Yuki przyznaje, iż brakuje mu pewności siebie podczas jazdy bolidem Red Bulla. Horner deklaruje, iż ekipa robi wszystko by pomóc swojemu kierowcy w rozwiązaniu tych problemów.
“Jedyną rzeczą, jaką możemy zrobić jest danie mu czasu i wsparcia oraz odpowiednich ustawień, które sprawią, iż nabierze pewności siebie. W jeździe tymi bolidami chodzi przede wszystkim o pewność siebie – i ją musi znaleźć” – stwierdza szef ekipy.
“Myślę, iż w końcu ją zdobędzie. Jest szybki, musi tylko wszystko poskładać. Widzimy przebłyski formy w jego wykonaniu. Musimy po prostu poczekać aż on to wszystko złoży – jest do tego zdolny” – dodaje Horner.
Celem numer jeden dla Red Bulla jest uczynienie z Maxa Verstappena mistrza świata.

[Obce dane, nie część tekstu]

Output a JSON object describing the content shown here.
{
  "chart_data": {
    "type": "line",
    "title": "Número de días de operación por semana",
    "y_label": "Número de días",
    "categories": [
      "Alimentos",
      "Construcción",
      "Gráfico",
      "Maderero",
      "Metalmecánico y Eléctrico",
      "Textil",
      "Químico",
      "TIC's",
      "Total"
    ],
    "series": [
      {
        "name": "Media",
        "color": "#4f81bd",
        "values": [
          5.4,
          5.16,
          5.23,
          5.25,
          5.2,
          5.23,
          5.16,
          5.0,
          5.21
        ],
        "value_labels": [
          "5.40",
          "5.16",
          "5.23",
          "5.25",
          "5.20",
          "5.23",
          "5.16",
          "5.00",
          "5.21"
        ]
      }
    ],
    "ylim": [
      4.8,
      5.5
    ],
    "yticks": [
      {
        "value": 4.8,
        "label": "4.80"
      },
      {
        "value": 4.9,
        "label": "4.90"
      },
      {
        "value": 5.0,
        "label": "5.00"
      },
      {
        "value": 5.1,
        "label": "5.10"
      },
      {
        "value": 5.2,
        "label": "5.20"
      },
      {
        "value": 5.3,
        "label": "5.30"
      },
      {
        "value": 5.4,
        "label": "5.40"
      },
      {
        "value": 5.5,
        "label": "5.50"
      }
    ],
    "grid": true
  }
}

“Musimy mieć kontakt z kierowcami McLarena. Imola była dla nas mocna, Monako nie. McLaren jest naszym celem. Mają dwóch mocnych kierowców, a ich samochód dobrze się spisuje. Wszystko zależy zatem od nas i tego, jakie poprawki wprowadzimy do naszego auta. Musimy pilnować by teraz nam nie odjechali, a po przerwie letniej spróbujemy złapać lepszą formę” – wyjaśnia szef Red Bulla.